My New One at Slate: “There Are Still Two Major Legal Threats to the Voting Rights Act”

I have written this piece for Slate. It begins:

Last week’s voting rights decision in Allen v. Milligan was surprisingly good news: rather than hobble or destroy the existing protections for minority voters to elect their candidates of choice in congressional, state, and local elections under Section 2 of the Voting Rights Act, the Supreme Court essentially left existing law intact. That two conservative justices, Chief Justice John Roberts and Justice Brett Kavanaugh, would join the court’s liberal justices in protecting minority voting rights, even a little, was remarkable given these justices’ earlier track records in voting cases. They may have reached this result based on a legitimate change of heart or acted more strategically to blunt the force of an upcoming decision likely to be adverse to minority interests in the school affirmative action cases. But whatever the reason, best to not look a gift horse in the mouth.
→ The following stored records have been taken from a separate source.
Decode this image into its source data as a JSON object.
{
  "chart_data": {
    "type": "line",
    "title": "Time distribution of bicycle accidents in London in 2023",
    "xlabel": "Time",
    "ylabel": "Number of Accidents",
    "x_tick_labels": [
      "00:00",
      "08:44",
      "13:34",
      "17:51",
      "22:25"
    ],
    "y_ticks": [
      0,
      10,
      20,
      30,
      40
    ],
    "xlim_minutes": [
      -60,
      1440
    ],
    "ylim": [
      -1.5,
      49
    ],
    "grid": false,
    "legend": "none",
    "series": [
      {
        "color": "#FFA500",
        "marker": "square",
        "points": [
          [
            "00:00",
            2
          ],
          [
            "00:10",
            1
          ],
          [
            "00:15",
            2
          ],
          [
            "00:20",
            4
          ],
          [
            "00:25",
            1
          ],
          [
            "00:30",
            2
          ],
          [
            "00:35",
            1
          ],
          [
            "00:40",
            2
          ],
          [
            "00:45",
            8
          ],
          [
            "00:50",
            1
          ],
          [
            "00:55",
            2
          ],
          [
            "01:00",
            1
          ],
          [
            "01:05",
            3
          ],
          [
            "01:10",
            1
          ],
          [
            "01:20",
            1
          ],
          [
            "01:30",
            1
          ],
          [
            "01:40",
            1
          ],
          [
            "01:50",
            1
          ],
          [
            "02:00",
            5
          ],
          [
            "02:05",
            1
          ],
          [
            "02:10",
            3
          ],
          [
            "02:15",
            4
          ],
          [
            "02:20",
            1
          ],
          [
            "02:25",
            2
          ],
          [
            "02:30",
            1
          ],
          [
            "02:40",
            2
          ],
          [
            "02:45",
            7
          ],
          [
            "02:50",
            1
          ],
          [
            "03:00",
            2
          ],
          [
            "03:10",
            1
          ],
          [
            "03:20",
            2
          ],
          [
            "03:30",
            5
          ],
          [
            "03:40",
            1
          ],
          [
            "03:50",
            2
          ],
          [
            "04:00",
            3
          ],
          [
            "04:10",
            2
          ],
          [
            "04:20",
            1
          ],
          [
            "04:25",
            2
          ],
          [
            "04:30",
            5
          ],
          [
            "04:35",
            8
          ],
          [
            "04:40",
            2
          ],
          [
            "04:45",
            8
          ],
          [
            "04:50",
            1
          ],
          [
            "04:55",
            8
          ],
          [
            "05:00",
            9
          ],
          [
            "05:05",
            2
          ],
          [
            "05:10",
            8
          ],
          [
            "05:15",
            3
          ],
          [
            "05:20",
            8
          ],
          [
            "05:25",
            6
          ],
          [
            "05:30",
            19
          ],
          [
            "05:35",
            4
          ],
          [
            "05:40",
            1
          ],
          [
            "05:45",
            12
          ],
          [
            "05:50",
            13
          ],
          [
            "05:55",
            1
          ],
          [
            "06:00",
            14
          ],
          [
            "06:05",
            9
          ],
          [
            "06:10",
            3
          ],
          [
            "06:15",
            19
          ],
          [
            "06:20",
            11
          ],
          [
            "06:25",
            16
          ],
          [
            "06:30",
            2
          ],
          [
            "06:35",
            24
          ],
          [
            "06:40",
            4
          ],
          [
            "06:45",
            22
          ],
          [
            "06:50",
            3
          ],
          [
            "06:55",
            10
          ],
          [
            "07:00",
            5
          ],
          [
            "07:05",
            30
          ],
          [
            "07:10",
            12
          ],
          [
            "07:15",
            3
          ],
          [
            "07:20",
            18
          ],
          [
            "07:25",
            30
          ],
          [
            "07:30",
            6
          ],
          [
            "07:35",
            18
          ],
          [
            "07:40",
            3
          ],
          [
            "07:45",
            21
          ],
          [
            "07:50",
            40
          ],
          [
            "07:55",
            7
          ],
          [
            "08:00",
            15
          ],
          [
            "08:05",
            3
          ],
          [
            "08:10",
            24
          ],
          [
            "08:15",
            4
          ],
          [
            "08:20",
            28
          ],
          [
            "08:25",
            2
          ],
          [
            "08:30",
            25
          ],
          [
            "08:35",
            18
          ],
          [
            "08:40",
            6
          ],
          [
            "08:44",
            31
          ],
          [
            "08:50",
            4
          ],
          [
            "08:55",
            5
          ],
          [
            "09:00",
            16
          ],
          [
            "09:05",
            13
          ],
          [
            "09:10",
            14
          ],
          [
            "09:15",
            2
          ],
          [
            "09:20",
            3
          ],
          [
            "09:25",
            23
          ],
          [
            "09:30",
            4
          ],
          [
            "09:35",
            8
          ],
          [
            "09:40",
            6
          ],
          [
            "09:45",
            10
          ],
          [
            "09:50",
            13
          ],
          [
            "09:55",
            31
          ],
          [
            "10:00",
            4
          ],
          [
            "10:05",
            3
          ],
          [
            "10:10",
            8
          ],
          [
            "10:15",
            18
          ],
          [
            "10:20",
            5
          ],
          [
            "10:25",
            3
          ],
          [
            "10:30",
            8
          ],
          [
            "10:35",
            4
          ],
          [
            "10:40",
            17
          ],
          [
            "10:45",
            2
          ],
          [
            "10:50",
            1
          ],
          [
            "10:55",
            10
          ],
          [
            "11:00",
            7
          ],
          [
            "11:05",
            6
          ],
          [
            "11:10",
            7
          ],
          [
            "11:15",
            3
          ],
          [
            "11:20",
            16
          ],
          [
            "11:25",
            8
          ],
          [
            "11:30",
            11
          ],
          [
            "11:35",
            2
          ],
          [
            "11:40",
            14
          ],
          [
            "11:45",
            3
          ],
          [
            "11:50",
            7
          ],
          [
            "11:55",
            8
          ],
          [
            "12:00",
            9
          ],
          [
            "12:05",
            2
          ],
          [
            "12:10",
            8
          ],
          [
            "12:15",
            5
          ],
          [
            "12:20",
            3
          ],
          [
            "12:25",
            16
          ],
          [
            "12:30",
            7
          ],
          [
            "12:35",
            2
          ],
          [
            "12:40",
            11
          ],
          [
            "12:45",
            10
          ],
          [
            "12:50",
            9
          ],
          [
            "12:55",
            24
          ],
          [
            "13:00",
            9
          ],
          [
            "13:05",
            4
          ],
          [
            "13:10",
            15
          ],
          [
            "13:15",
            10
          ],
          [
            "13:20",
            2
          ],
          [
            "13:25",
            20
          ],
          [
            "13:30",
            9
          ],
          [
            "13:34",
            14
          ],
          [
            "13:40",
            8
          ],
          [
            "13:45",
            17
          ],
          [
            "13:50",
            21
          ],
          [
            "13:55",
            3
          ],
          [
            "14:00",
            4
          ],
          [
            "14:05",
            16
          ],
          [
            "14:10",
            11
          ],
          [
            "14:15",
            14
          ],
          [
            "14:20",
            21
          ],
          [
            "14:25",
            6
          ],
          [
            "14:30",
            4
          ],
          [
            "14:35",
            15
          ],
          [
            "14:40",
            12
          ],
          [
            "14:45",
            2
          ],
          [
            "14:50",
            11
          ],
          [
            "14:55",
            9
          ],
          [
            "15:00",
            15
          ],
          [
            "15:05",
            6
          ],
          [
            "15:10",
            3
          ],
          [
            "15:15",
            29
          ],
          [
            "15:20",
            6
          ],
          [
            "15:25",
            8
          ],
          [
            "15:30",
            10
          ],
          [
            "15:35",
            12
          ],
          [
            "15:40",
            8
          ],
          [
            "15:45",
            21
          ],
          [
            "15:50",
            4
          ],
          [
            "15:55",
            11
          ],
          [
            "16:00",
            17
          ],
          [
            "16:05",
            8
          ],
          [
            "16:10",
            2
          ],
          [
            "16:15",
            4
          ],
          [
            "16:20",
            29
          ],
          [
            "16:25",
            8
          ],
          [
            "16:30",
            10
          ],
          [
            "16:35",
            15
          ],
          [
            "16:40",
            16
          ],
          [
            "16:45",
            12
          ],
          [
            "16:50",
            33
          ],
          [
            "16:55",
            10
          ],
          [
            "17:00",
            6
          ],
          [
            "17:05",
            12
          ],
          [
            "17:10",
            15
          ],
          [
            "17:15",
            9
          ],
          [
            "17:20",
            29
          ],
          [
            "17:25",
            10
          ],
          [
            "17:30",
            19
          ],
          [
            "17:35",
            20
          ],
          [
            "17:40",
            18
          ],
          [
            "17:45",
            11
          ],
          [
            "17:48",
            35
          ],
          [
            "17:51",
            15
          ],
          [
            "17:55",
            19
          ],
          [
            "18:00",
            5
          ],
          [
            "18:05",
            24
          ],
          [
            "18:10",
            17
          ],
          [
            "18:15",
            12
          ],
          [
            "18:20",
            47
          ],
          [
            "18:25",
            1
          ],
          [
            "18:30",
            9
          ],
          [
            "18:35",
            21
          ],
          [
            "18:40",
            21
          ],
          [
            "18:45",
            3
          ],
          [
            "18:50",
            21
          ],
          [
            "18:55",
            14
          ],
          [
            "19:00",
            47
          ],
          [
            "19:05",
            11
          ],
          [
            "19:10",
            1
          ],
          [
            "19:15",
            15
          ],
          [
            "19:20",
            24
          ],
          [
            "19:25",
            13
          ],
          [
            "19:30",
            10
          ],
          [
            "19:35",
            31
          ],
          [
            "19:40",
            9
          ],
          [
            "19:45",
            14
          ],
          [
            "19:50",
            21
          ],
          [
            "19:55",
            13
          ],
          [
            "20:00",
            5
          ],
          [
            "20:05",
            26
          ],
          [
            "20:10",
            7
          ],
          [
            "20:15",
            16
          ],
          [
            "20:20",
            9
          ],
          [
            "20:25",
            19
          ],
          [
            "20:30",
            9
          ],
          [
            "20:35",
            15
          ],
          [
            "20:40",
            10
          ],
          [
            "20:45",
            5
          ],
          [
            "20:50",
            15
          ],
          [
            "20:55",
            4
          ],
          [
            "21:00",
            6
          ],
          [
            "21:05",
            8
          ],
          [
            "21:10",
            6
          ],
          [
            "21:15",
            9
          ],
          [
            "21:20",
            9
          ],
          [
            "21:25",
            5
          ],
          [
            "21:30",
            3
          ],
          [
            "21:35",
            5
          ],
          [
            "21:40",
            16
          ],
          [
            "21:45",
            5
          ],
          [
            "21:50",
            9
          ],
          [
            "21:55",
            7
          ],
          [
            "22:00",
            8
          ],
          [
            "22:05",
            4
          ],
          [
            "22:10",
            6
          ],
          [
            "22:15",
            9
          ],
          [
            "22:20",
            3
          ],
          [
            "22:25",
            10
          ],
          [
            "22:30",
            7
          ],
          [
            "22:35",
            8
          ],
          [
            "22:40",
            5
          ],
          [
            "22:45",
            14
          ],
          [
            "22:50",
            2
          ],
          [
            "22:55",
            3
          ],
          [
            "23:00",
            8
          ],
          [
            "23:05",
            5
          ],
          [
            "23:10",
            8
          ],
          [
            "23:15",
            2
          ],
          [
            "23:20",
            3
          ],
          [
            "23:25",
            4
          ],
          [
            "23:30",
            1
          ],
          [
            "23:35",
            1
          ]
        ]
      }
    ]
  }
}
Despite Roberts’ strong opinion in Milligan reaffirming the vitality of Voting Rights Act jurisprudence and confirming the constitutionality of Section 2, there’s no reason to expect that voting rights’ opponents will drop their attacks as they seek to maximize the power of white majority voters. And the varied opinions in the Milligan case leave open at least two major lines of attack against the VRA—that the act is no longer constitutional and that it does not give private plaintiffs a right to sue—that may once again test Roberts’ and Kavanaugh’s commitment to voting rights in cases down the road.

The first attack is a separate constitutional one from the one that failed in Milligan. In Roberts’ Milligan majority opinion, the court upheld Section 2’s constitutionality against Alabama’s claim that Congress only has the power to ban intentional discrimination, not just those voting laws with discriminatory effects. Citing earlier precedents, the court concluded that Congress had the power through the 15th Amendment to dismantle laws with racially discriminatory effects as well….

This argument that a law once constitutional is no longer so because of the passage of time echoes the court’s 2013 decision in Shelby County v. Holder, authored by Chief Justice Roberts, reaching the same conclusion about a different part of the Voting Rights Act, Section 5. As voting rights expert Ellen Katz opined on my site, the Election Law Blog, “Justice Kavanaugh said he was declining to consider this argument ‘at this time’ because Alabama had failed to press it. But the invitation was, of course, clear: bring this claim and the Allen dissenters might just have a majority in the next case. In other words, stay tuned.”

Would Kavanaugh (or even Roberts) switch back again and pull a Shelby County in a few years? It is hard to say, but Roberts at least offered a surprisingly full-throated endorsement of current Section 2 jurisprudence, and having pronounced Section 2 constitutional without alluding to or even citing the argument in Shelby County that the passage of time could render the law now unconstitutional, it seems hard to imagine him reversing course so soon. What Kavanaugh might do should such an opportunity arise is a separate question, of course.

The second argument is a statutory one. Everyone agrees that Section 2 protects minority voters, but there is a dispute in the lower courts over who has the right to sue over its violation. The United States Department of Justice surely has that right, but DOJ brings only a small fraction of this type of litigation. Most are brought by voting rights groups suing on behalf of voters. A huge number of Section 2 lawsuits have been filed by private plaintiffs since Congress amended the Voting Rights Act in 1982 to protect minority voters against racially discriminatory effects. Nonetheless, in a 2021 case Justice Neil Gorsuch raised the question as an open one: “Our cases have assumed—without deciding—that the Voting Rights Act of 1965 furnishes an implied cause of action under § 2.”

Last year, a federal district court in Arkansas held that Section 2 contains no “private right of action,” meaning that private plaintiffs could not sue. The Arkansas case is currently on appeal to the U.S. Court of Appeals for the Eighth Circuit. As Professor Derek Muller notes, the arguments in the case are technical, in part over whether a majority of Supreme Court justices in an earlier case recognized such a right to sue or not in a 1995 voting rights case.

In Milligan, the Alabama case decided by the Supreme Court last week, the majority did not say a word about whether Section 2 allows private plaintiffs to sue. Justice Thomas in a footnote in his dissent noted that Alabama had raised the issue in the lower court but did not bring that issue to the Supreme Court on appeal. So the issue remains technically open.

What would the Supreme Court do if the issue reaches the court in a few years? Professor Nick Stephanopoulos believes that “Milligan should put an end” to conservative lower court judges shutting down voting suits through potential technical loopholes, such as by finding no private right of action. The signal the majority opinion sends, according to this view, is that Section 2 is safe for now. I hope he is right….

But once again, where Justice Kavanaugh stands on this question is harder to see. He did not opine on the question, and the issue of private rights of action is just the sort of technical issue about standing and justiciability that could provide an out to shut down the vast majority of Section 2 cases without striking down the statute itself.